Issue (i): Whether the first sale by a dealer of cloth brought into Uttar Pradesh from another State was a sale in the course of inter-State trade or commerce and therefore exempt under Article 286 of the Constitution.
Analysis: The expression "in the course of" in Article 286(2) was treated as having the same meaning as in Article 286(1)(b). On that footing, the earlier decisions on import and export sales were applied to hold that the first sale after goods had been brought into the State was a local sale completed after importation, and not a transaction integrally connected with inter-State trade or commerce.
Conclusion: The contention failed. The first sale was not exempt under Article 286.

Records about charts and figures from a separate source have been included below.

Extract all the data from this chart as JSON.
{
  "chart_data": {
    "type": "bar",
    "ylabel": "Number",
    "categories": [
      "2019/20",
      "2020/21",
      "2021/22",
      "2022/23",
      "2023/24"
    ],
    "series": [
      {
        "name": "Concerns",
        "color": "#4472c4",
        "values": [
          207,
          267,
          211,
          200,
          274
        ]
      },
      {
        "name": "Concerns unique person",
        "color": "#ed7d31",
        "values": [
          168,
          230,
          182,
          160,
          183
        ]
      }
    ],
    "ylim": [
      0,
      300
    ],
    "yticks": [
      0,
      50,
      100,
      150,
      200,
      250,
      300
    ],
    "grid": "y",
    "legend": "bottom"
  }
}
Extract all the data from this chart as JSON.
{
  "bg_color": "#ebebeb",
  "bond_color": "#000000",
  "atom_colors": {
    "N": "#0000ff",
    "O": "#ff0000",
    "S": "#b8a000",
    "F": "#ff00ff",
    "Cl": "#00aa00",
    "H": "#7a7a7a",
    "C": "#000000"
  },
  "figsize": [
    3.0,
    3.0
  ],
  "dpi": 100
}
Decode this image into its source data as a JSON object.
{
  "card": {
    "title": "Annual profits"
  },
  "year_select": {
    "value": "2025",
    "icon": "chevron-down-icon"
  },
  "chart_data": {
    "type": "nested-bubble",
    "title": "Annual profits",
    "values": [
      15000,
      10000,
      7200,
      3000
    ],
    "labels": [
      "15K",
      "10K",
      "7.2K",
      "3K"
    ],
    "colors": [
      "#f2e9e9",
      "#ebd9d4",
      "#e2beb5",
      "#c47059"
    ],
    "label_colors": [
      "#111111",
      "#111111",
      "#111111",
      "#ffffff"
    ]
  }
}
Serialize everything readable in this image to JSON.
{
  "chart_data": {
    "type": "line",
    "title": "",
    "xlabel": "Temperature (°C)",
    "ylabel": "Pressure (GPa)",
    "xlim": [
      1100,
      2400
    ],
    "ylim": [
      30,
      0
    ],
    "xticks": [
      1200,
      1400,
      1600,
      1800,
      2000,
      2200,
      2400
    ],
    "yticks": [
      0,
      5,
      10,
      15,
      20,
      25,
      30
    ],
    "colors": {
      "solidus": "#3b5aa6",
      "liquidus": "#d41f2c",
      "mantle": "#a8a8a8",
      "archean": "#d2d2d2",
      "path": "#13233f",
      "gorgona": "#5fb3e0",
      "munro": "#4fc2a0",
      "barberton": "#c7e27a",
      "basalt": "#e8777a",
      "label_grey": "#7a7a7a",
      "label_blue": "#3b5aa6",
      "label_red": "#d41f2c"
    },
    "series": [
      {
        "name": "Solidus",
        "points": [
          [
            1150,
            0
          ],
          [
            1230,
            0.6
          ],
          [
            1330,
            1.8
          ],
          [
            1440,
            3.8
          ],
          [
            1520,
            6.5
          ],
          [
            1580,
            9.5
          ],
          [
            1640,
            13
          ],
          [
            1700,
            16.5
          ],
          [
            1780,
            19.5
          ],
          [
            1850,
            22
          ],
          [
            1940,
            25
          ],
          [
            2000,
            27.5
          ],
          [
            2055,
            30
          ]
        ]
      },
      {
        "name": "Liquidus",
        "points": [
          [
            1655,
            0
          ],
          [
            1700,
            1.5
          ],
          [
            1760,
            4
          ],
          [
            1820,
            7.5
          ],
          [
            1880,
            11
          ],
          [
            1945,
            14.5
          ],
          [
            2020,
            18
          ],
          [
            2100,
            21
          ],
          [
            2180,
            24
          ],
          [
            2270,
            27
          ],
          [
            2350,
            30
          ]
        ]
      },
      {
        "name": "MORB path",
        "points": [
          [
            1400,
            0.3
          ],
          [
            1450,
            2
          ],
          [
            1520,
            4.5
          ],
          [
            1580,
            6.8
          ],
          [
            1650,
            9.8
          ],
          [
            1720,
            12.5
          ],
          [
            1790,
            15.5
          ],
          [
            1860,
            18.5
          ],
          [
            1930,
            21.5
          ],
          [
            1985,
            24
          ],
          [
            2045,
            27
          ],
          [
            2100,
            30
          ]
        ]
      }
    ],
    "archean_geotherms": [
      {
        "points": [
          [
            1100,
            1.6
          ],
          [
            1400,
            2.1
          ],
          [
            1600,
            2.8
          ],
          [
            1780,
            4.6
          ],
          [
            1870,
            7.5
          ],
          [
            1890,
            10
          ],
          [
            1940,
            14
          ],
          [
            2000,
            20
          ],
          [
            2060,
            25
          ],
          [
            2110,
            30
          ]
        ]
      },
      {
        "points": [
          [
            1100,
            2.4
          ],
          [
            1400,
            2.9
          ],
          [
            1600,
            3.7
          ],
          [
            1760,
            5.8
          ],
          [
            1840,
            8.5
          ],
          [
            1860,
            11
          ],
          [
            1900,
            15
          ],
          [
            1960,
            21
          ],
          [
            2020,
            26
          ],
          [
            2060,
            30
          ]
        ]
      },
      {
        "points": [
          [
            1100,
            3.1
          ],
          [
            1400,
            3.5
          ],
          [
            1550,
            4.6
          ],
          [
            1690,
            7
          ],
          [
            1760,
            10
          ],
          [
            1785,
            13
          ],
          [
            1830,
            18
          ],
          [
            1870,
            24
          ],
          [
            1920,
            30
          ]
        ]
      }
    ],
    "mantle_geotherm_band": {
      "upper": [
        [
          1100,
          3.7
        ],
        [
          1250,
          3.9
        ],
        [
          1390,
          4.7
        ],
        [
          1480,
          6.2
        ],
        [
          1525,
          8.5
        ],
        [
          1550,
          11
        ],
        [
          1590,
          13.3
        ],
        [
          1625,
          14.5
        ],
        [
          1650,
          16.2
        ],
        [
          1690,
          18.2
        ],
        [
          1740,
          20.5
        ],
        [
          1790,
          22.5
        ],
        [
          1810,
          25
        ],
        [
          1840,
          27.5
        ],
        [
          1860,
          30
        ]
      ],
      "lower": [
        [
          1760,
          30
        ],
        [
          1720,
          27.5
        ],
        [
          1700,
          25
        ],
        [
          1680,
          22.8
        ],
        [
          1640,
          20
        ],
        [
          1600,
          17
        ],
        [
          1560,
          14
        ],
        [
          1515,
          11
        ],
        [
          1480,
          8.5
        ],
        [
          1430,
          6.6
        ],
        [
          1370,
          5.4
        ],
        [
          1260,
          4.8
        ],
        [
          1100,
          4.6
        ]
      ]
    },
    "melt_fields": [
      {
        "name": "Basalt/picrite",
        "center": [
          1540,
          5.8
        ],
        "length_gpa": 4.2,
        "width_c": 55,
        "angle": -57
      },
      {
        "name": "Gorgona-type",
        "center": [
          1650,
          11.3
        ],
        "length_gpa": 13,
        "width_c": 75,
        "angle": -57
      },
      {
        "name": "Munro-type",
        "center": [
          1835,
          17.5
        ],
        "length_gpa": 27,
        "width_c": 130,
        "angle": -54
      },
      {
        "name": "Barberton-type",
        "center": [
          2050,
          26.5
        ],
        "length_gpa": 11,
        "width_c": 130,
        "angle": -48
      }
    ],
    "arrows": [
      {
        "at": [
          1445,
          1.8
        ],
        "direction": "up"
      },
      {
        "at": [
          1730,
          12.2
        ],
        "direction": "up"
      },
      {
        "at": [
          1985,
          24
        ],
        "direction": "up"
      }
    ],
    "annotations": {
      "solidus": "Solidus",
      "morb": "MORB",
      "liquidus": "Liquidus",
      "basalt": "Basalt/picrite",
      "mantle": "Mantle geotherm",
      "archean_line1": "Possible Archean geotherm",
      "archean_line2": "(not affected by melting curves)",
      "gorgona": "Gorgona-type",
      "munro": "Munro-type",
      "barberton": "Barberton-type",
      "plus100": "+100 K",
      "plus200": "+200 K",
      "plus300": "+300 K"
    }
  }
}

Issue (ii): Whether rule 2(d1) of the U.P. Sales Tax Rules, in so far as it treated the first sale after importation as making the dealer an importer, was invalid as repugnant to Article 286.
Analysis: The rule was construed in the context of the charging scheme of the Act. Since the first sale after importation was not part of the inter-State transaction itself, treating the dealer making that first sale as liable did not conflict with the constitutional prohibition. The rule was therefore not repugnant to Article 286.
Conclusion: The challenge to rule 2(d1) failed, and the petitioner was held to be an importer within the rule.
Issue (iii): Whether the notification dated 8 June 1948 was invalid for inconsistency with section 3A of the U.P. Sales Tax Act.
Analysis: The notification was valid when issued under the then-existing form of section 3A. Although section 3A was later amended so that turnover, rather than the proceeds of sale, was expressed as not liable to tax at the single point, the discrepancy did not prejudice the petitioner and did not affect the tax liability in question.
Conclusion: The notification was not quashed and the challenge to its validity failed.
Final Conclusion: The constitutional and statutory objections to the assessment were rejected, and the petition was dismissed with costs.
Ratio Decidendi: A first local sale after goods have been brought into a State is not, without more, a sale in the course of inter-State trade or commerce; and a statutory or delegated provision treating such first sale as taxable does not offend Article 286 where the transaction is completed after importation.